The size of the market is truly astounding. The size of the market is currently calculated to be $530 billion, an emerging market that would be second only to China in its size. Trading $2.2 billion shares a day, projections indicate that foreign investment will add an additional $50 billion into the economy. Even with an assumption of a 20% cap on foreign ownership, the size of the market open to foreign investors would be the size of Poland or Turkey.
What kind of opportunities would this open?
While Saudi Arabia is most famous for its oil reserves and the wealth that comes from them, part of the push for foreign investors is to move away from its oil base and pump new capital into its other industries.

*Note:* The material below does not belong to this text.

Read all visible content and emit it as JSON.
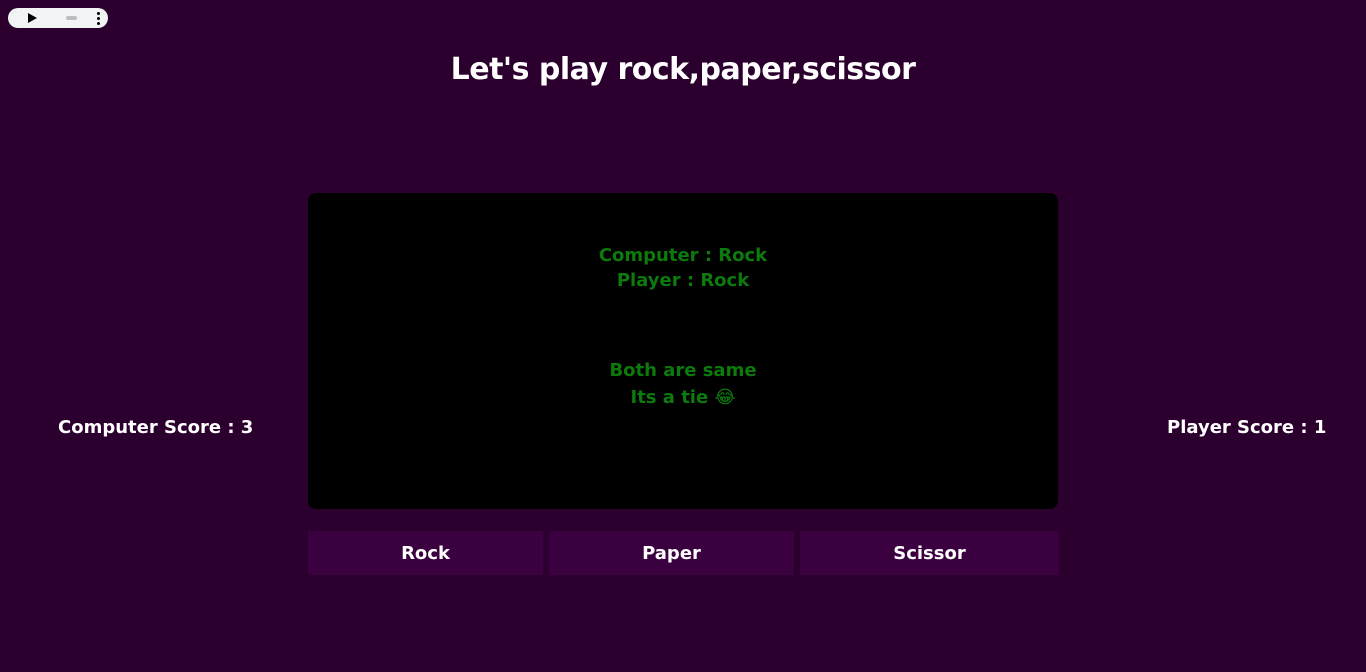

One of the biggest companies to benefit from the injection of capital is the Saudi Basic Industries Corporation, or SABIC. This diversified chemical company is the second largest in the world, does $50.4 billion in sales in 2014 and has a market value of $94.4 billion. The company's primary investor, the Saudi government, owns 70% of the shares and while it would retain its position as largest shareholder, would still release a generous amount into the market allowing investors to take advantage of the company's solid reputation and global production and delivery networks.
For investors interested in Financials, fans of Warren Buffett's Berkshire Hathaway (BRK.A, BRK.B) would find themselves in familiar territory with the ability to purchase shares in Kingdom Holding Company, an investing and private equity group headed by Prince Al-Waleed bin Talal. With investments from Twitter to real estate and a market value of $22.2 billion, this company could provide excellent diversification to complement an existing holding in Berkshire or Markel.
It's not just major, high-profile companies that stand to benefit from the influx of cash. Investors will have access to smaller companies. Telecoms such as Saudi Telecom Company, the $35.6 billion company that in 16 years, has spread from being a regional telecom company to serving 160 million customers in the middle east, Asia and parts of South Africa, and shows the solidness of companies located in KSA.
What this means for Investors
While this may seem like an exciting development for investors, you may want to hold off on those Arabic classes and asking me to explain the intricacies of Islamic finance. Though this would be the first time that foreign investors would be allowed to directly purchase stocks listed on the Tadawul exchange (though foreigners have been allowed to participate in swaps since 2008), the Capital Markets Authority has some restrictions. Investors would have to apply for licenses with the qualifications including $5 billion assets under management globally, with each license holder only able to purchase 5% of a company, and only 20% total foreign ownership of a company. While the Capital Markets Authority has not announced how many of these licenses will be available on opening day, recent estimates project that it will be a small sampling with more licenses granted over time. With restrictions like these, the big winners will be major banks with established EMEA departments, such as Deutsche Bank, HSBC, and Goldman Sachs.
While this development has major implications for big banks and global markets, there is no real good play for the average investor from the opening of Saudi Arabia's markets. This may change with time as more licenses are granted, but it seems like next year will be celebrated by a privileged few. Unless you happen to be the manager of a major EMEA trading division, it may be best to look elsewhere for value.